A DECISION to phase out electric hot water systems has been overturned, leaving consumers with more options when installing a water heater.
Late last year NSW Energy Minister Chris Hartcher announced the reversal of Labor’s decision to phase out electric hot water systems.
The previous Labor Government signed up to the federal government policy of banning the installation of electric hot water heaters in new houses in December 2010.
Stage two of the phase-out, which involved banning electric systems in existing houses, was intended to come into force last year.
Long-time Nowra electrician Bob Dix is one of the largest installers of electric hot water systems in the Shoalhaven.
He said the decision to keep electric water heaters as an option would be a relief for many local homeowners struggling with the cost of alternatives.

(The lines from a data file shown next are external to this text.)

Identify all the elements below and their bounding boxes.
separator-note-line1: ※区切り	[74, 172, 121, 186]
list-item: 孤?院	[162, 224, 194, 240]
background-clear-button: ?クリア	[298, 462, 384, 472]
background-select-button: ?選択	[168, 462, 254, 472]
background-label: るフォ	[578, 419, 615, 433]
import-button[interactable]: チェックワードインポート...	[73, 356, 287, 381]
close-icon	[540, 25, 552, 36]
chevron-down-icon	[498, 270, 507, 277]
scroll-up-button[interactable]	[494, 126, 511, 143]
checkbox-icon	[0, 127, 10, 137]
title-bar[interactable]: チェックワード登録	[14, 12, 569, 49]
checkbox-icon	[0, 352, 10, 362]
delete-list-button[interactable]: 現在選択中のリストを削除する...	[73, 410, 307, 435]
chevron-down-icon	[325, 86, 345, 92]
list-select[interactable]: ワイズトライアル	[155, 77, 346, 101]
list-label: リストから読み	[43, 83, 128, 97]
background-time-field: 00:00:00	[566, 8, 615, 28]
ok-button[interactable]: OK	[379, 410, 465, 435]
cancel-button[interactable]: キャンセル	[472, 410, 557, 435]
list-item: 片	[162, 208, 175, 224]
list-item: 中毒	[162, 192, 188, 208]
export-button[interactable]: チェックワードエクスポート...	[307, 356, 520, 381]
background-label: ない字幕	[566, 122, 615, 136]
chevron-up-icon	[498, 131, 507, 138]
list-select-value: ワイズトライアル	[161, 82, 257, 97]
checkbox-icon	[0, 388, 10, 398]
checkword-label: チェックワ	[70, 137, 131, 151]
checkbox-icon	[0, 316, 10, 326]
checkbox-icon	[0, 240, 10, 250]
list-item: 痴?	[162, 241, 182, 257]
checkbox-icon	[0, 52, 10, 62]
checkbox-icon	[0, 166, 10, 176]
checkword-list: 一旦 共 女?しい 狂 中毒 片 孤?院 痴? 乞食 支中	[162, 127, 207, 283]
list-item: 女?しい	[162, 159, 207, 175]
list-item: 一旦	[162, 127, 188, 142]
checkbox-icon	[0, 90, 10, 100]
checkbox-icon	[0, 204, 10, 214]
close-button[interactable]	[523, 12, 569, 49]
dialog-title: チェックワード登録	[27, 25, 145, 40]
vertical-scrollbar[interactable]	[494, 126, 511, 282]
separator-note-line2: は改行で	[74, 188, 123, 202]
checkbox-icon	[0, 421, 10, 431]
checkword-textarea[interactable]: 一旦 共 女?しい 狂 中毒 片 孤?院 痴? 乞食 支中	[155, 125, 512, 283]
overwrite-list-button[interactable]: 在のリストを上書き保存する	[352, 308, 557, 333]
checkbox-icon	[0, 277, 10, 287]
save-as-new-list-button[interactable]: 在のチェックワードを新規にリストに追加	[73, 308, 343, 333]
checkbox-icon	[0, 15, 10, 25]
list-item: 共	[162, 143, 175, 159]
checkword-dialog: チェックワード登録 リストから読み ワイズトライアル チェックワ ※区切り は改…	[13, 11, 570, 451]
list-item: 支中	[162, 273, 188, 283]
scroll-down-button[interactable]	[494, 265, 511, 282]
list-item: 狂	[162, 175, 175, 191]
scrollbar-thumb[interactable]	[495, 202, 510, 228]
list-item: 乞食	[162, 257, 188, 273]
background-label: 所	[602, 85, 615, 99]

“We install hundreds of hot water systems every year,” he said.
“There are too many people who can’t afford solar.
“You’ll pay about $1200 for an electric hot water system and that should last about 15 years.
“The technology in hot water systems really hasn’t changed; it’s about the same as it was 30 years ago.
“They are basically just a tank, an element and a thermostat.
“However they are more efficient with the insulation now,” he said.
South Coast MP Shelley Hancock welcomed the decision to overturn the plans to ban on electric hot water heaters.
“Approximately two thirds of households in NSW do not have the option of gas hot water from a reticulated system, meaning consumers without gas options would be forced to invest thousands of dollars on alternatives including heat pumps or solar heating,” Mrs Hancock said.
Mr Hartcher said only seven per cent of NSW households had solar heating and the majority did not have access to reticulated gas.
“Enforcing Labor’s policy where consumers would have to invest about $4000 on alternatives would be inequitable and unfair,” Mr Hartcher said.